We synthesized a series of different block copolymers to serve as precursors for nanoparticle formation (Table S1). Block copolymers possessing poly(oligo(ethylene oxide) methacrylate) (POEOMA) with different lengths of the PEO side chain, may increase blood circulation time due to the PEO shell of the resulting nanoparticle. Anionic, cationic, zwitterionic, and hydrophobic blocks were also evaluated as shells. Utilizing the 96-well plate footprint, each block copolymer was reacted with 96 amines to form a set of core-shell nanoparticles. The HT approach enabled randomization of the core and shell for elucidation of the key chemical and material properties for intracellular delivery. To facilitate rapid synthesis, characterization, and screening, we developed a method where a microtiter plate was passed through a series of modules (Fig. 2).

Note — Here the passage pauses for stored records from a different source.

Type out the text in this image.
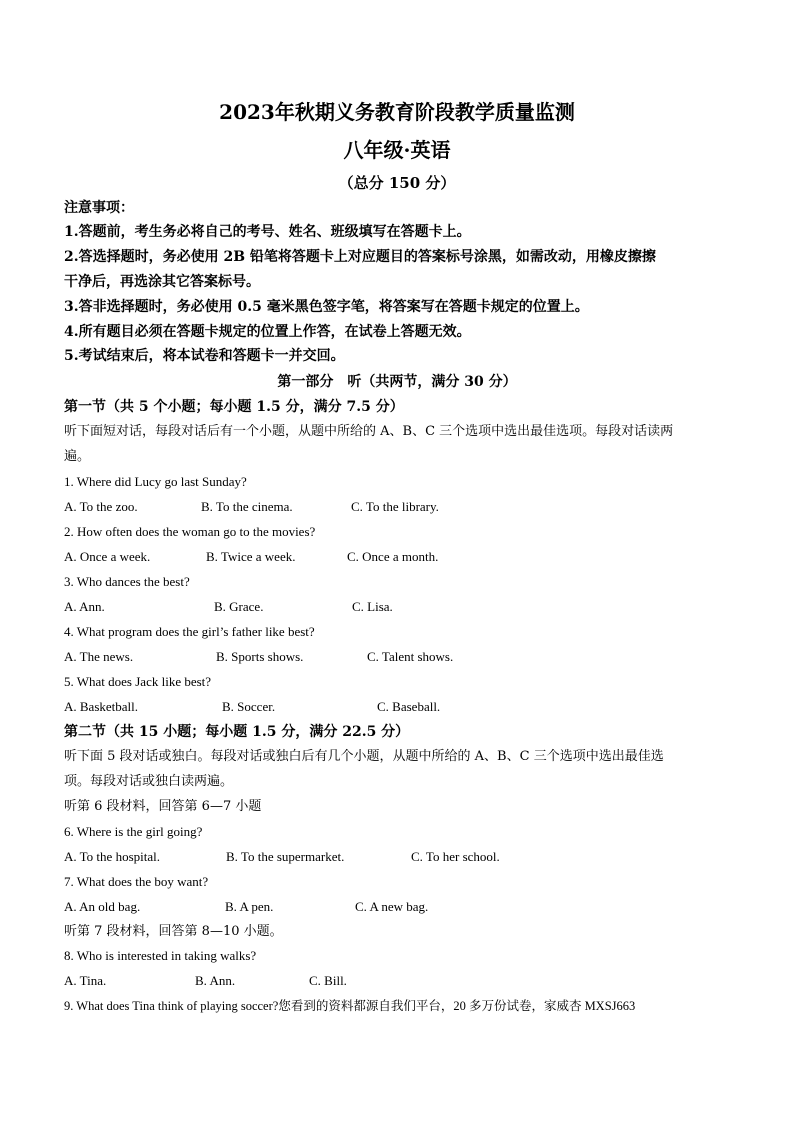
2023年秋期义务教育阶段教学质量监测
八年级·英语
（总分 150 分）
注意事项：
1.答题前，考生务必将自己的考号、姓名、班级填写在答题卡上。
2.答选择题时，务必使用 2B 铅笔将答题卡上对应题目的答案标号涂黑，如需改动，用橡皮擦擦
干净后，再选涂其它答案标号。
3.答非选择题时，务必使用 0.5 毫米黑色签字笔，将答案写在答题卡规定的位置上。
4.所有题目必须在答题卡规定的位置上作答，在试卷上答题无效。
5.考试结束后，将本试卷和答题卡一并交回。
第一部分　听（共两节，满分 30 分）
第一节（共 5 个小题；每小题 1.5 分，满分 7.5 分）
听下面短对话，每段对话后有一个小题，从题中所给的 A、B、C 三个选项中选出最佳选项。每段对话读两
遍。
1. Where did Lucy go last Sunday?
A. To the zoo.	B. To the cinema.	C. To the library.
2. How often does the woman go to the movies?
A. Once a week.	B. Twice a week.	C. Once a month.
3. Who dances the best?
A. Ann.	B. Grace.	C. Lisa.
4. What program does the girl’s father like best?
A. The news.	B. Sports shows.	C. Talent shows.
5. What does Jack like best?
A. Basketball.	B. Soccer.	C. Baseball.
第二节（共 15 小题；每小题 1.5 分，满分 22.5 分）
听下面 5 段对话或独白。每段对话或独白后有几个小题，从题中所给的 A、B、C 三个选项中选出最佳选
项。每段对话或独白读两遍。
听第 6 段材料，回答第 6—7 小题
6. Where is the girl going?
A. To the hospital.	B. To the supermarket.	C. To her school.
7. What does the boy want?
A. An old bag.	B. A pen.	C. A new bag.
听第 7 段材料，回答第 8—10 小题。
8. Who is interested in taking walks?
A. Tina.	B. Ann.	C. Bill.
9. What does Tina think of playing soccer?您看到的资料都源自我们平台，20 多万份试卷，家威杏 MXSJ663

Periodic analysis by prescreening may lead to an improvement in chemical selection. In this study, we optimized the amine library by replacing the poorer performing amines with new candidate amines during the process. Automation of this process accelerated not only material handling, but also data manipulations and reaction calculations. The MW, density, drawn chemical structure, and dissolved concentration were entered into Library Studio to enable rapid calculation of reaction stoichiometry, taking into account the MW, density, structure (number of amines), and concentration. Through preliminary studies, we found that a mole ratio of 1∶1 of epoxides to 1° or 2° amines and a concentration in dimethyl sulfoxide (DMSO) of 100 mg/mL (approximately 300 mM) was optimal for nanoparticle formation with limited macroscopic gelation.

Fig. 2.

Fig. 2.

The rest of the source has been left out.